A. The distribution of infarct (left) and infarct volume (right) at 14 d after ischemia are shown. B to D. Functional outcome was evaluated by adhesive tape removal test (B), rotarod test (C), and neurological scoring (D). Sham rats underwent the same surgical procedure apart from MCAO. *p<0.05 and **p<0.01 vs. saline-treated group. A:n=17-18, B:n=13-14, C:n=17, D=17-18 (Sham animal;n=5 for B to D). All values are means ± SEM and analyzed by Student's t-test.

Figure 4. Evaluation of safety and tolerability of carnosine after intravenous administration

A and B, After single intravenous administration of saline or carnosine to rats, body weight (A) and food consumption (B) were monitored for 14 d. C, Histopathological evaluation of toxicity in various organs was performed using HE staining. A: n=7, B: n=7, C: n=4. All values are means ± SEM and analyzed by Student's t-test. Representative photos are shown.

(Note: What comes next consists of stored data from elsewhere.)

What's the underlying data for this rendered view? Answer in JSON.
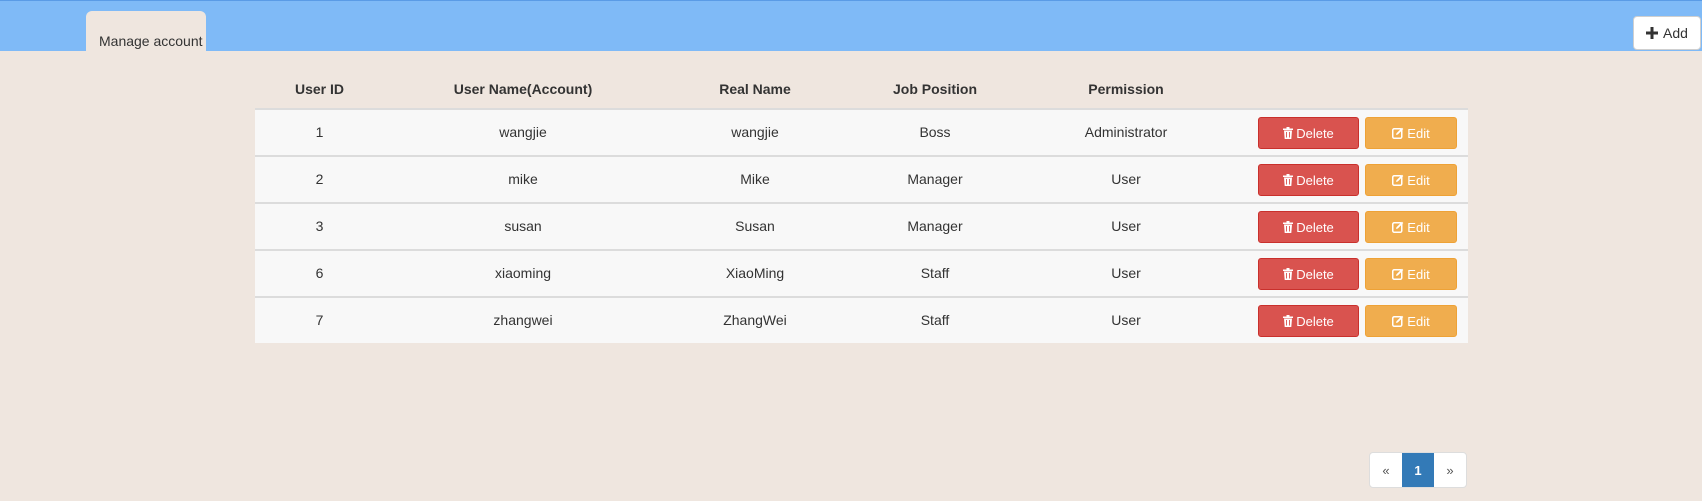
{
  "header": {
    "tab_label": "Manage account",
    "add_label": "Add"
  },
  "table": {
    "columns": [
      "User ID",
      "User Name(Account)",
      "Real Name",
      "Job Position",
      "Permission"
    ],
    "rows": [
      {
        "id": "1",
        "username": "wangjie",
        "realname": "wangjie",
        "position": "Boss",
        "permission": "Administrator"
      },
      {
        "id": "2",
        "username": "mike",
        "realname": "Mike",
        "position": "Manager",
        "permission": "User"
      },
      {
        "id": "3",
        "username": "susan",
        "realname": "Susan",
        "position": "Manager",
        "permission": "User"
      },
      {
        "id": "6",
        "username": "xiaoming",
        "realname": "XiaoMing",
        "position": "Staff",
        "permission": "User"
      },
      {
        "id": "7",
        "username": "zhangwei",
        "realname": "ZhangWei",
        "position": "Staff",
        "permission": "User"
      }
    ],
    "delete_label": "Delete",
    "edit_label": "Edit"
  },
  "pagination": {
    "prev": "«",
    "pages": [
      "1"
    ],
    "current": "1",
    "next": "»"
  },
  "colors": {
    "topbar": "#7fbaf7",
    "background": "#efe6df",
    "delete": "#d9534f",
    "edit": "#f0ad4e",
    "page_active": "#337ab7"
  },
  "icons": {
    "add": "plus-icon",
    "delete": "trash-icon",
    "edit": "edit-icon"
  }
}
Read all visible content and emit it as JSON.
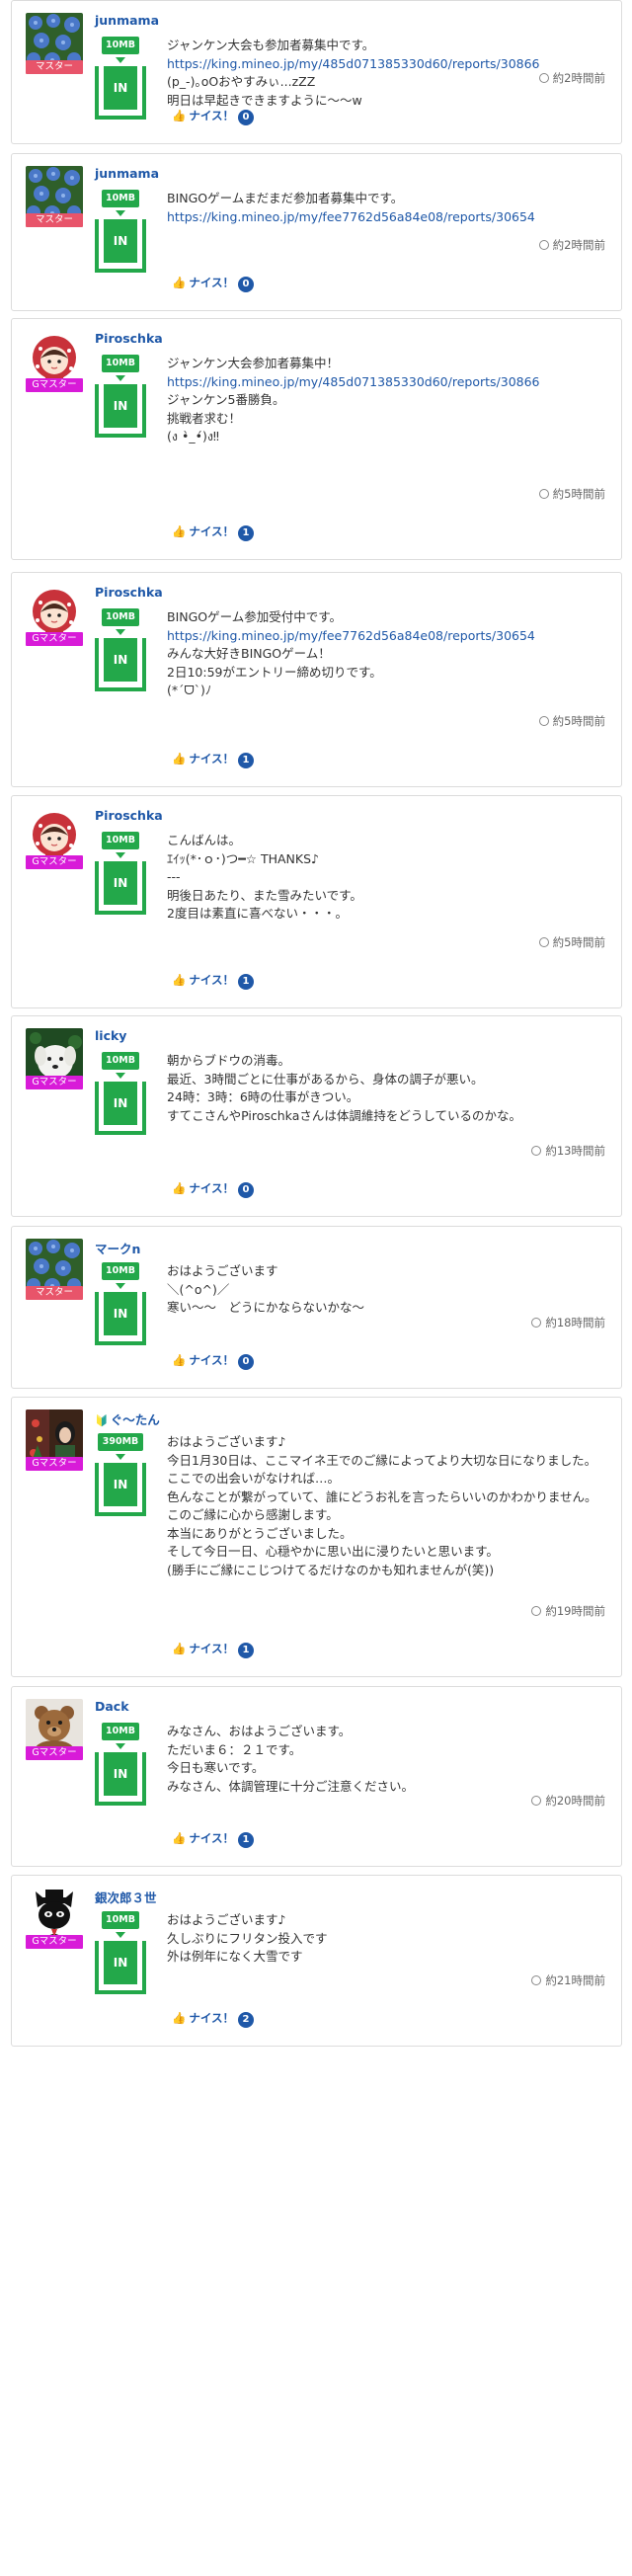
{
  "colors": {
    "link": "#1f58a8",
    "gift_green": "#23a84a",
    "master_badge": "#e8546a",
    "g_master_badge": "#d81bd8"
  },
  "posts": [
    {
      "id": 0,
      "user": "junmama",
      "role": "マスター",
      "role_type": "master",
      "avatar": "blue-flowers",
      "gift_amount": "10MB",
      "gift_label": "IN",
      "lines": [
        "ジャンケン大会も参加者募集中です。",
        "https://king.mineo.jp/my/485d071385330d60/reports/30866",
        "(p_-)｡oOおやすみぃ...zZZ",
        "明日は早起きできますように〜〜w"
      ],
      "link_index": 1,
      "time": "約2時間前",
      "nice_label": "ナイス！",
      "nice_count": "0"
    },
    {
      "id": 1,
      "user": "junmama",
      "role": "マスター",
      "role_type": "master",
      "avatar": "blue-flowers",
      "gift_amount": "10MB",
      "gift_label": "IN",
      "lines": [
        "BINGOゲームまだまだ参加者募集中です。",
        "https://king.mineo.jp/my/fee7762d56a84e08/reports/30654"
      ],
      "link_index": 1,
      "time": "約2時間前",
      "nice_label": "ナイス！",
      "nice_count": "0"
    },
    {
      "id": 2,
      "user": "Piroschka",
      "role": "Gマスター",
      "role_type": "g",
      "avatar": "red-hood-girl",
      "gift_amount": "10MB",
      "gift_label": "IN",
      "lines": [
        "ジャンケン大会参加者募集中！",
        "https://king.mineo.jp/my/485d071385330d60/reports/30866",
        "ジャンケン5番勝負。",
        "挑戦者求む！",
        "(ง •̀_•́)ง‼"
      ],
      "link_index": 1,
      "time": "約5時間前",
      "nice_label": "ナイス！",
      "nice_count": "1"
    },
    {
      "id": 3,
      "user": "Piroschka",
      "role": "Gマスター",
      "role_type": "g",
      "avatar": "red-hood-girl",
      "gift_amount": "10MB",
      "gift_label": "IN",
      "lines": [
        "BINGOゲーム参加受付中です。",
        "https://king.mineo.jp/my/fee7762d56a84e08/reports/30654",
        "みんな大好きBINGOゲーム！",
        "2日10:59がエントリー締め切りです。",
        "(*ˊᗜˋ)ﾉ"
      ],
      "link_index": 1,
      "time": "約5時間前",
      "nice_label": "ナイス！",
      "nice_count": "1"
    },
    {
      "id": 4,
      "user": "Piroschka",
      "role": "Gマスター",
      "role_type": "g",
      "avatar": "red-hood-girl",
      "gift_amount": "10MB",
      "gift_label": "IN",
      "lines": [
        "こんばんは。",
        "ｴｲｯ(*･ｏ･)つ━☆ THANKS♪",
        "---",
        "明後日あたり、また雪みたいです。",
        "2度目は素直に喜べない・・・。"
      ],
      "link_index": -1,
      "time": "約5時間前",
      "nice_label": "ナイス！",
      "nice_count": "1"
    },
    {
      "id": 5,
      "user": "licky",
      "role": "Gマスター",
      "role_type": "g",
      "avatar": "white-dog",
      "gift_amount": "10MB",
      "gift_label": "IN",
      "lines": [
        "朝からブドウの消毒。",
        "最近、3時間ごとに仕事があるから、身体の調子が悪い。",
        "24時：3時：6時の仕事がきつい。",
        "すてこさんやPiroschkaさんは体調維持をどうしているのかな。"
      ],
      "link_index": -1,
      "time": "約13時間前",
      "nice_label": "ナイス！",
      "nice_count": "0"
    },
    {
      "id": 6,
      "user": "マークn",
      "role": "マスター",
      "role_type": "master",
      "avatar": "blue-flowers",
      "gift_amount": "10MB",
      "gift_label": "IN",
      "lines": [
        "おはようございます",
        "＼(^o^)／",
        "寒い〜〜　どうにかならないかな〜"
      ],
      "link_index": -1,
      "time": "約18時間前",
      "nice_label": "ナイス！",
      "nice_count": "0"
    },
    {
      "id": 7,
      "user": "ぐ〜たん",
      "user_prefix": "🔰",
      "role": "Gマスター",
      "role_type": "g",
      "avatar": "christmas",
      "gift_amount": "390MB",
      "gift_label": "IN",
      "lines": [
        "おはようございます♪",
        "今日1月30日は、ここマイネ王でのご縁によってより大切な日になりました。",
        "ここでの出会いがなければ…。",
        "色んなことが繋がっていて、誰にどうお礼を言ったらいいのかわかりません。",
        "このご縁に心から感謝します。",
        "本当にありがとうございました。",
        "そして今日一日、心穏やかに思い出に浸りたいと思います。",
        "(勝手にご縁にこじつけてるだけなのかも知れませんが(笑))"
      ],
      "link_index": -1,
      "time": "約19時間前",
      "nice_label": "ナイス！",
      "nice_count": "1"
    },
    {
      "id": 8,
      "user": "Dack",
      "role": "Gマスター",
      "role_type": "g",
      "avatar": "teddy-bear",
      "gift_amount": "10MB",
      "gift_label": "IN",
      "lines": [
        "みなさん、おはようございます。",
        "ただいま６：２１です。",
        "今日も寒いです。",
        "みなさん、体調管理に十分ご注意ください。"
      ],
      "link_index": -1,
      "time": "約20時間前",
      "nice_label": "ナイス！",
      "nice_count": "1"
    },
    {
      "id": 9,
      "user": "銀次郎３世",
      "role": "Gマスター",
      "role_type": "g",
      "avatar": "black-cat",
      "gift_amount": "10MB",
      "gift_label": "IN",
      "lines": [
        "おはようございます♪",
        "久しぶりにフリタン投入です",
        "外は例年になく大雪です"
      ],
      "link_index": -1,
      "time": "約21時間前",
      "nice_label": "ナイス！",
      "nice_count": "2"
    }
  ]
}
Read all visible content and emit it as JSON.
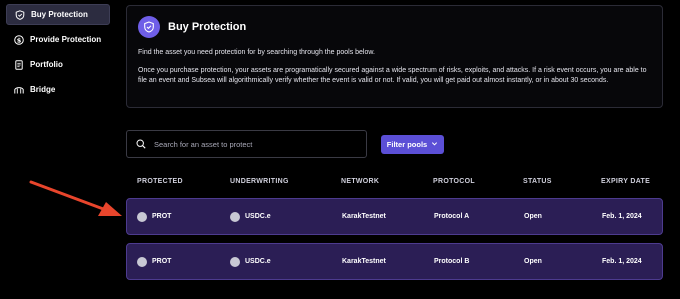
{
  "sidebar": {
    "items": [
      {
        "label": "Buy Protection",
        "icon": "shield-icon"
      },
      {
        "label": "Provide Protection",
        "icon": "dollar-icon"
      },
      {
        "label": "Portfolio",
        "icon": "document-icon"
      },
      {
        "label": "Bridge",
        "icon": "bridge-icon"
      }
    ]
  },
  "card": {
    "title": "Buy Protection",
    "para1": "Find the asset you need protection for by searching through the pools below.",
    "para2": "Once you purchase protection, your assets are programatically secured against a wide spectrum of risks, exploits, and attacks. If a risk event occurs, you are able to file an event and Subsea will algorithmically verify whether the event is valid or not. If valid, you will get paid out almost instantly, or in about 30 seconds."
  },
  "search": {
    "placeholder": "Search for an asset to protect",
    "value": ""
  },
  "filter": {
    "label": "Filter pools"
  },
  "table": {
    "headers": [
      "PROTECTED",
      "UNDERWRITING",
      "NETWORK",
      "PROTOCOL",
      "STATUS",
      "EXPIRY DATE"
    ],
    "rows": [
      {
        "protected": "PROT",
        "underwriting": "USDC.e",
        "network": "KarakTestnet",
        "protocol": "Protocol A",
        "status": "Open",
        "expiry": "Feb. 1, 2024"
      },
      {
        "protected": "PROT",
        "underwriting": "USDC.e",
        "network": "KarakTestnet",
        "protocol": "Protocol B",
        "status": "Open",
        "expiry": "Feb. 1, 2024"
      }
    ]
  },
  "colors": {
    "accent": "#6f5ee8",
    "row_bg": "#2b1e55",
    "arrow": "#e8452c"
  }
}
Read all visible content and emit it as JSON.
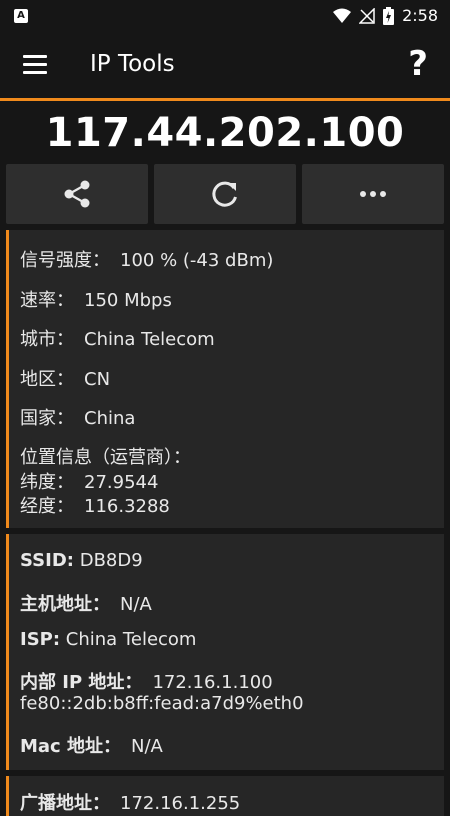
{
  "status": {
    "time": "2:58",
    "app_icon": "A"
  },
  "appbar": {
    "title": "IP Tools",
    "help": "?"
  },
  "ip": "117.44.202.100",
  "actions": [
    {
      "name": "share-button",
      "icon": "share-icon"
    },
    {
      "name": "refresh-button",
      "icon": "refresh-icon"
    },
    {
      "name": "more-button",
      "icon": "more-icon"
    }
  ],
  "card1": {
    "signal_label": "信号强度：",
    "signal_value": "100 % (-43 dBm)",
    "rate_label": "速率：",
    "rate_value": "150 Mbps",
    "city_label": "城市：",
    "city_value": "China Telecom",
    "region_label": "地区：",
    "region_value": "CN",
    "country_label": "国家：",
    "country_value": "China",
    "location_label": "位置信息（运营商）：",
    "lat_label": "纬度：",
    "lat_value": "27.9544",
    "lon_label": "经度：",
    "lon_value": "116.3288"
  },
  "card2": {
    "ssid_label": "SSID:",
    "ssid_value": "DB8D9",
    "host_label": "主机地址：",
    "host_value": "N/A",
    "isp_label": "ISP:",
    "isp_value": "China Telecom",
    "internal_ip_label": "内部 IP 地址：",
    "internal_ip_value": "172.16.1.100",
    "ipv6_value": "fe80::2db:b8ff:fead:a7d9%eth0",
    "mac_label": "Mac 地址：",
    "mac_value": "N/A"
  },
  "card3": {
    "broadcast_label": "广播地址：",
    "broadcast_value": "172.16.1.255"
  }
}
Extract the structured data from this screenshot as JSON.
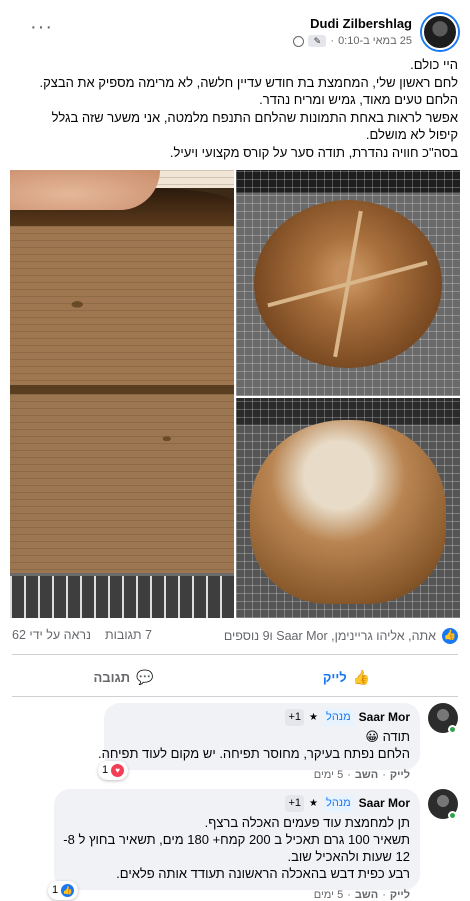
{
  "post": {
    "author": "Dudi Zilbershlag",
    "time": "25 במאי ב-0:10",
    "more_icon": "more-dots-icon",
    "text_lines": [
      "היי כולם.",
      "לחם ראשון שלי, המחמצת בת חודש עדיין חלשה, לא מרימה מספיק את הבצק.",
      "הלחם טעים מאוד, גמיש ומריח נהדר.",
      "אפשר לראות באחת התמונות שהלחם התנפח מלמטה, אני משער שזה בגלל",
      "קיפול לא מושלם.",
      "בסה\"כ חוויה נהדרת, תודה סער על קורס מקצועי ויעיל."
    ]
  },
  "engagement": {
    "reactors": "אתה, אליהו גריינימן, Saar Mor ו9 נוספים",
    "comments_count": "7 תגובות",
    "views": "נראה על ידי 62"
  },
  "actions": {
    "like_label": "לייק",
    "comment_label": "תגובה"
  },
  "comments": [
    {
      "name": "Saar Mor",
      "badge": "מנהל",
      "plus": "+1",
      "lines": [
        "תודה 😀",
        "הלחם נפתח בעיקר, מחוסר תפיחה. יש מקום לעוד תפיחה."
      ],
      "reaction_count": "1",
      "reaction_type": "heart",
      "footer_like": "לייק",
      "footer_reply": "השב",
      "footer_time": "5 ימים"
    },
    {
      "name": "Saar Mor",
      "badge": "מנהל",
      "plus": "+1",
      "lines": [
        "תן למחמצת עוד פעמים האכלה ברצף.",
        "תשאיר 100 גרם תאכיל ב 200 קמח+ 180 מים, תשאיר בחוץ ל 8-",
        "12 שעות ולהאכיל שוב.",
        "רבע כפית דבש בהאכלה הראשונה תעודד אותה פלאים."
      ],
      "reaction_count": "1",
      "reaction_type": "like",
      "footer_like": "לייק",
      "footer_reply": "השב",
      "footer_time": "5 ימים"
    }
  ]
}
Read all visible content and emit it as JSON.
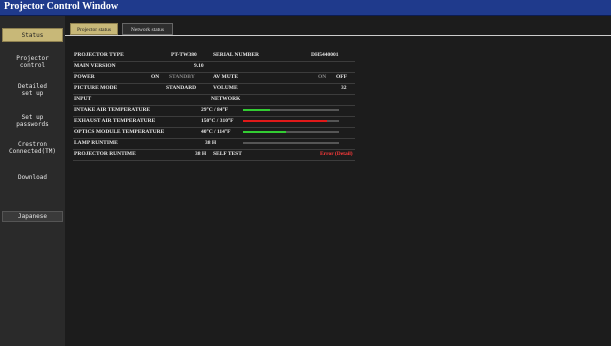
{
  "window": {
    "title": "Projector Control Window"
  },
  "sidebar": {
    "items": [
      {
        "label": "Status"
      },
      {
        "label": "Projector\ncontrol"
      },
      {
        "label": "Detailed\nset up"
      },
      {
        "label": "Set up\npasswords"
      },
      {
        "label": "Crestron\nConnected(TM)"
      },
      {
        "label": "Download"
      }
    ],
    "language_button": "Japanese"
  },
  "tabs": [
    {
      "label": "Projector status"
    },
    {
      "label": "Network status"
    }
  ],
  "status": {
    "projector_type_label": "PROJECTOR TYPE",
    "projector_type_value": "PT-TW380",
    "serial_number_label": "SERIAL NUMBER",
    "serial_number_value": "DH5440001",
    "main_version_label": "MAIN VERSION",
    "main_version_value": "9.10",
    "power_label": "POWER",
    "power_on": "ON",
    "power_standby": "STANDBY",
    "av_mute_label": "AV MUTE",
    "av_mute_on": "ON",
    "av_mute_off": "OFF",
    "picture_mode_label": "PICTURE MODE",
    "picture_mode_value": "STANDARD",
    "volume_label": "VOLUME",
    "volume_value": "32",
    "input_label": "INPUT",
    "network_label": "NETWORK",
    "intake_label": "INTAKE AIR TEMPERATURE",
    "intake_value": "29°C / 84°F",
    "intake_level": 0.28,
    "exhaust_label": "EXHAUST AIR TEMPERATURE",
    "exhaust_value": "150°C / 310°F",
    "exhaust_level": 0.88,
    "optics_label": "OPTICS MODULE TEMPERATURE",
    "optics_value": "40°C / 114°F",
    "optics_level": 0.45,
    "lamp_runtime_label": "LAMP RUNTIME",
    "lamp_runtime_value": "38 H",
    "projector_runtime_label": "PROJECTOR RUNTIME",
    "projector_runtime_value": "38 H",
    "self_test_label": "SELF TEST",
    "self_test_value": "Error (Detail)"
  },
  "colors": {
    "title_bar": "#1f3a8c",
    "active_tab": "#c8b878",
    "bar_normal": "#33cc33",
    "bar_warning": "#e01919",
    "error_text": "#ff3a3a"
  }
}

Figure 5. The effect of carnosine on clot lysis by tPA

The amount of clot lysis was obtained after addition of tPA or carnosine (CAR) using spectrophotometry. A, Control: No treatment, tPA: tissue plasminogen activator (8.3 μg/mL), PAI: plasminogen activator inhibitor (8.3 μg/mL), CAR: carnosine (30 μg/mL) B, The thrombolytic activity of tPA (8.3 μg/mL) was not affected by carnosine (10, 20, and 30 μg/mL). A: n=5, B: n=5. All values are means ± SEM.

Figure 6. Underlying mechanisms for carnosine neuroprotection

A to C, Primary cortical neurons or astrocytes were isolated from neonatal mice, and were exposed to ischemic stimulus of NMDA or oxygen-glucose deprivation (OGD). Cell death (A), generation of reactive oxygen species (B), and transition of mitochondrial membrane potential (C) were decreased by carnosine. *p<0.05 and **p<0.01 vs. ischemic stimulus. D. Effect of carnosine on respiratory control ratio was examined in ex vivo rat brain homogenates after pMCAO. *p<0.05 and **p<0.01. P/M, Pyruvate and malate; A, ADP; O, Oligomycine A; C, CCCP; S, Succinate. A: n=4, B: n=3,C: n=3, D: n=4. All values are means ± SEM and analyzed by ANOVA tests or by Student's t-test. Representative tracings of oxygen consumption are shown.